Market Update - Mexico’s Rice Market in Transition

December 9, 2022
The strong value of the dollar continues to be a leading factor contributing to the dismal export situation for U.S. long-grain rice. While the increased price of rice makes sense to offset the rise of the input costs required to grow the crop this year, the strength of the dollar is putting additional upward pressure on prices. This further augments the uncompetitive nature of the pricing difference that has befallen U.S. long-grain rice as of late when compared to other origins in the western hemisphere and around the globe. This is not a new phenomenon, and the industry has done a good job finding customers beyond Iraq and Haiti. There is some good news coming from Haiti in that there may be an opportunity to export again as the organization returns.
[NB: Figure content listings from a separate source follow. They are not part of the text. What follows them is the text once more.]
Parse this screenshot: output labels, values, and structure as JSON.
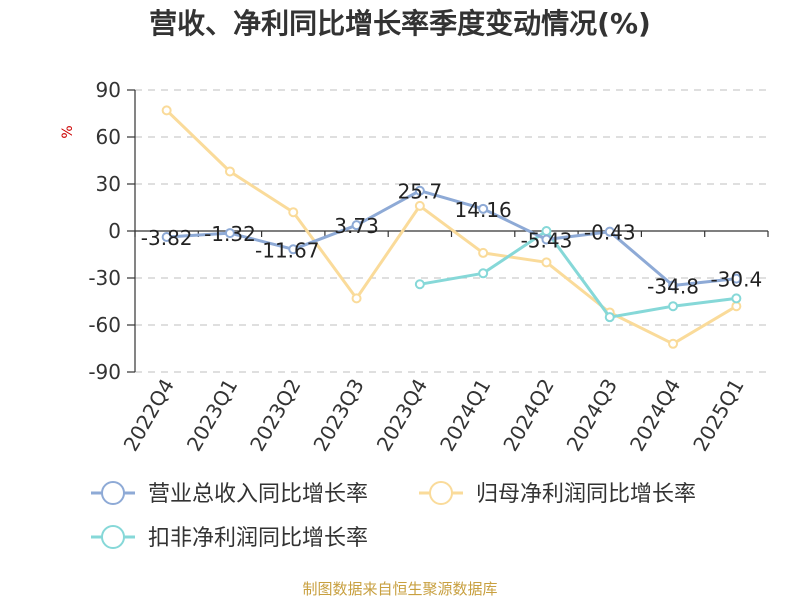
{
  "chart_data": {
    "type": "line",
    "title": "营收、净利同比增长率季度变动情况(%)",
    "ylabel": "%",
    "ylim": [
      -90,
      90
    ],
    "yticks": [
      90,
      60,
      30,
      0,
      -30,
      -60,
      -90
    ],
    "categories": [
      "2022Q4",
      "2023Q1",
      "2023Q2",
      "2023Q3",
      "2023Q4",
      "2024Q1",
      "2024Q2",
      "2024Q3",
      "2024Q4",
      "2025Q1"
    ],
    "grid": true,
    "legend_position": "bottom",
    "series": [
      {
        "name": "营业总收入同比增长率",
        "color": "#8eaad6",
        "values": [
          -3.82,
          -1.32,
          -11.67,
          3.73,
          25.7,
          14.16,
          -5.43,
          -0.43,
          -34.8,
          -30.4
        ],
        "labels": [
          "-3.82",
          "-1.32",
          "-11.67",
          "3.73",
          "25.7",
          "14.16",
          "-5.43",
          "-0.43",
          "-34.8",
          "-30.4"
        ]
      },
      {
        "name": "归母净利润同比增长率",
        "color": "#fadb9a",
        "values": [
          77,
          38,
          12,
          -43,
          16,
          -14,
          -20,
          -52,
          -72,
          -48
        ]
      },
      {
        "name": "扣非净利润同比增长率",
        "color": "#86d8d8",
        "values": [
          null,
          null,
          null,
          null,
          -34,
          -27,
          0,
          -55,
          -48,
          -43
        ]
      }
    ]
  },
  "source": "制图数据来自恒生聚源数据库"
}
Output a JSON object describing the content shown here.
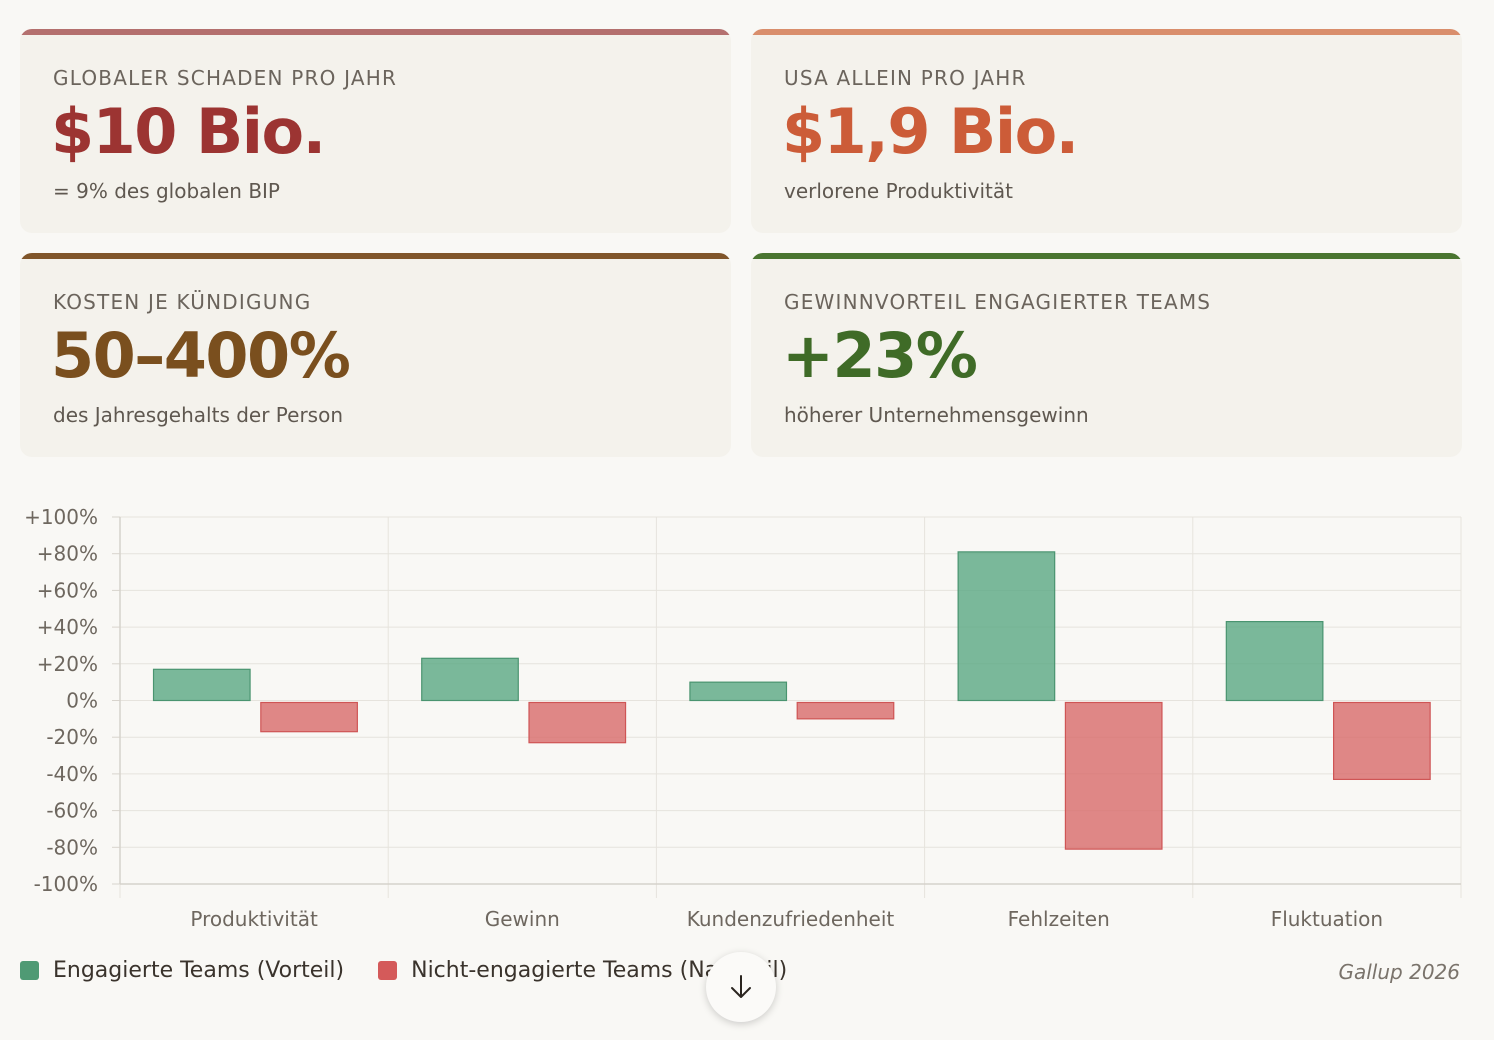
{
  "cards": [
    {
      "label": "GLOBALER SCHADEN PRO JAHR",
      "value": "$10 Bio.",
      "sub": "= 9% des globalen BIP",
      "bar_color": "#b4706e",
      "value_color": "#9c3432"
    },
    {
      "label": "USA ALLEIN PRO JAHR",
      "value": "$1,9 Bio.",
      "sub": "verlorene Produktivität",
      "bar_color": "#d98e6c",
      "value_color": "#cc5c38"
    },
    {
      "label": "KOSTEN JE KÜNDIGUNG",
      "value": "50–400%",
      "sub": "des Jahresgehalts der Person",
      "bar_color": "#80552a",
      "value_color": "#7a4f1e"
    },
    {
      "label": "GEWINNVORTEIL ENGAGIERTER TEAMS",
      "value": "+23%",
      "sub": "höherer Unternehmensgewinn",
      "bar_color": "#4a7530",
      "value_color": "#3f6b27"
    }
  ],
  "chart_data": {
    "type": "bar",
    "categories": [
      "Produktivität",
      "Gewinn",
      "Kundenzufriedenheit",
      "Fehlzeiten",
      "Fluktuation"
    ],
    "series": [
      {
        "name": "Engagierte Teams (Vorteil)",
        "values": [
          17,
          23,
          10,
          81,
          43
        ],
        "color": "#5aa783"
      },
      {
        "name": "Nicht-engagierte Teams (Nachteil)",
        "values": [
          -17,
          -23,
          -10,
          -81,
          -43
        ],
        "color": "#d86a6a"
      }
    ],
    "ylim": [
      -100,
      100
    ],
    "yticks": [
      "+100%",
      "+80%",
      "+60%",
      "+40%",
      "+20%",
      "0%",
      "-20%",
      "-40%",
      "-60%",
      "-80%",
      "-100%"
    ],
    "grid": true,
    "legend": "bottom-left"
  },
  "source": "Gallup 2026",
  "scroll_button_icon": "arrow-down-icon"
}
In Asia, prices seem to have bumped across the board this week; perhaps because BULOG, Indonesia’s rice procurement arm, made purchases of 1 MMT in recent weeks, exhausting any surplus supply that may have been on the market. Viet prices went from $435pmt last week to $445pmt this week, Thai prices from $430pmt to $440pmt, and Indian prices at $400, up from the $380pmt range only weeks ago. We don’t expect BULOG’s purchase to create any type of price run in the short term as it wasn’t an “emergency procurement,” but the large buy certainly shores up pricing in the near term.

Last week we highlighted a GAIN report on Brazil and focused on the direct impact Brazil has had on eroding the share of U.S. business to Mexico. We want to further expand on that as imports account for about 80% of Mexico’s total rice consumption, and about 80% of the imports have historically been paddy. In years past, the United States has enjoyed almost a 100% share of those paddy exports. That business has slowly been fading over the years, but in March 2022 Brazil came in strong, and this year the U.S. accounts for closer to only 20% of Mexico’s imports. This dynamic has less to do with the strong dollar that we mentioned above, and more to do with a systemic quality problem and tariff issues that have caused Mexico to find alternative sources of rice from the U.S. There is even talk of the Mexican government removing tariffs on all rice imports — not just paddy like we have now — which will open up an onslaught of cheaper rice options from Vietnam, Thailand, and even India. All this to say, there is no single factor that will win back the Mexico business overnight.

On the ground, paddy prices have remained relatively steady, and high considering the lack of export business. Texas has been holding firm at $17/$18 per cwt, while Louisiana is at $17 per cwt. Mississippi, Arkansas, and Missouri are all in the $17.00-$17.25 per cwt range.

The weekly USDA Export Sales report shows net sales of 77,700 MT primarily for Jordan (27,400 MT), Panama (27,000 MT), Haiti (15,200 MT), Mexico (5,000 MT), and Canada (2,200 MT). Exports of 8,900 MT were primarily to Mexico (2,900 MT), South Korea (2,600 MT), Canada (2,400 MT), Saudi Arabia (300 MT), and Germany (100 MT).
Ricardo Mendoza, Executive Director of the Mexican Rice Council and long-time friend of the USRPA, visits with Dwight Roberts while in Austin, TX this week.